Last year, I got together with a few friends and spent most Friday nights in November and December crafting. What started as just another idea turned into the most fun I had had in a while, with impressive results and a lot of handmade presents. There were decorated wooden blocks, crocheted Christmas puddings, papercrafts, and enough plum and fig jam to last some of us all year!
I got more crochet done than I expected, and even managed to sell a few decorative items. Despite a whole lot of good intentions, I started slacking immediately afterwards though, so instead of getting obscenely rich by selling those Christmas puddings at every church fair this year, I’ll have to start from scratch again. Of all the things I made over the last few months, this bag for my niece is my favourite:
After my daughter’s granny blanket, this is only the second project I’ve freestyled. Usually I can’t get far without a pattern, but a bag seemed straightforward enough. I’m very pleased with the result, and the few things that I could have done better can be easily incorporated into the ones that all the other little girls in my life will be getting this year. Now, my bag is not so unique as to deserve its own copyrighted pattern, since there are probably patterns around for pretty much the same thing. I had a look at a lot of crochet websites and ended up mixing aspects of different designs, cherry picking my favourites. If you want to be on the safe side, you’ll find a properly written pattern quickly enough (Crochet Me and Lion Brand are always good for browsing), but if you want to personalise your present a bit, let me tell you how I did it.
- First, decide which granny pattern to go with. There are whole books written on the subject, but again, the internet is your friend for free and cheap ideas. I was tired of the plain squares and found a pattern for flowery squares in a magazine. (Easier to access, and even prettier, are these squares from Le Monde De Sucrette.) Have a good look around until you find a pattern that is perfect for your project. Anything square goes!
- If you’re more patient than me, make more than the twelve squares I used for my bag. Once you’ve figured your square pattern out, they should be done quite quickly, but then there’s always that pesky, time-consuming sewing. Twelve squares crocheted with a 3.5 mm hook should make a bag about 8 inches wide and 6 inches high. Perfect for little girls and grown women with uncluttered lives.
- Sew the squares together to make two 2 x 3 panels.
- With your main color, make any number of chain stitches to form the desired width of your strap.
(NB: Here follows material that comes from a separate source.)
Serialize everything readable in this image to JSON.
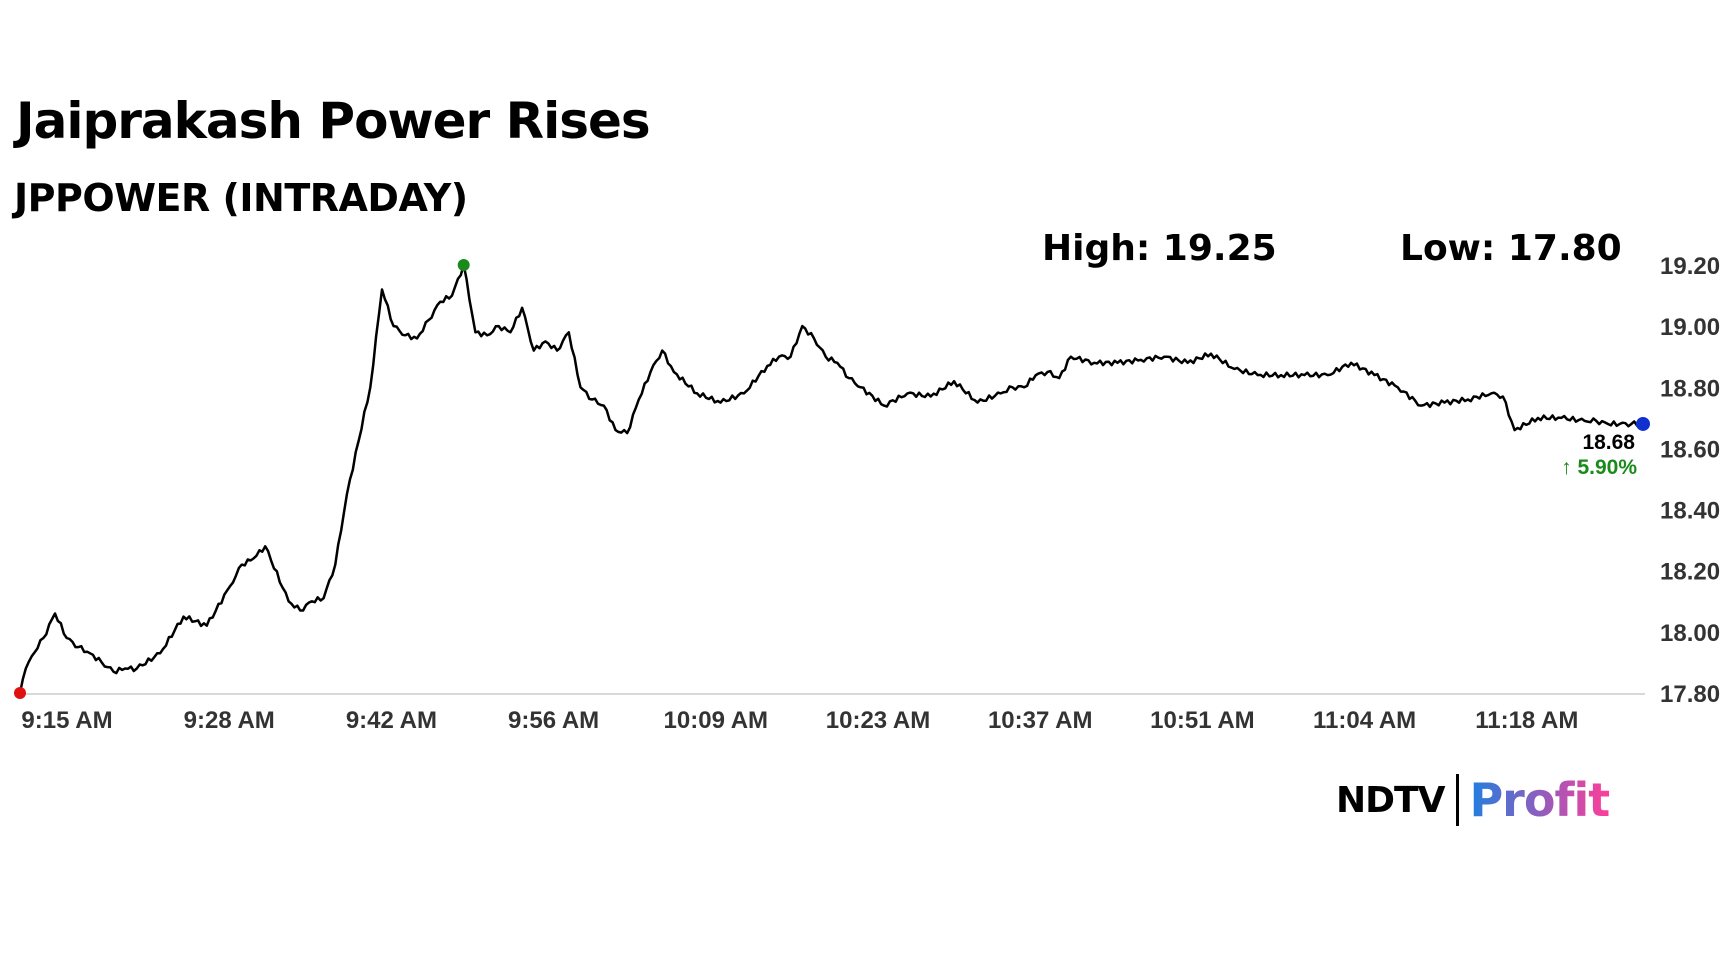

Turn, and beginning with a chain, single crochet into each stitch. Keep going until your strap is long enough. This is where my impatience got the better of me, and time and wool were running out. Do make it long enough! Ideally, you should make a strap to go over the shoulder of the wearer. Mine’s shorter, but the bag is still cute.
- If you’re a perfectionist, you might want to line the bag with fabric. I have no idea how to do this, so I didn’t. The gaps in my granny squares weren’t too big, so things will stay inside the bag even without lining.
- Slip stitch, single crochet or sew the strap to your panels. I sewed them together to make it neater. It’s easy enough to see the corresponding stitches on both panel and strap, and the seam will be as good as invisible. Start on the top corner of one panel and go around, then do the same on the back of the bag. Use safety pins to make it align properly.
- Slip stitch, single crochet or sew the ends of the strap together.
- Lastly, sew a button to the front of the bag and crochet a short chain on the back to make a loop. This will help the bag stay in shape, especially if you don’t line it with fabric. Depending on the yarn, crochet work can be quite floppy, and you want your bag to look presentable. Also, it’s practical, and you get to use a button. You know you want to!
It’s probably bad luck to give an empty bag as a gift, so put something in it. This has the added bonus of padding your bag and showing it in its full glory. Bags of sweets are a winner for nieces and the like, whereas a crocheted purse would be an opportunity to show off even more when giving your bag to an adult. (Remember to put a coin in that, because it’s bad luck not to…)
Happy hooking, crochet-minded people! You’ll make someone very happy with your crafty presents.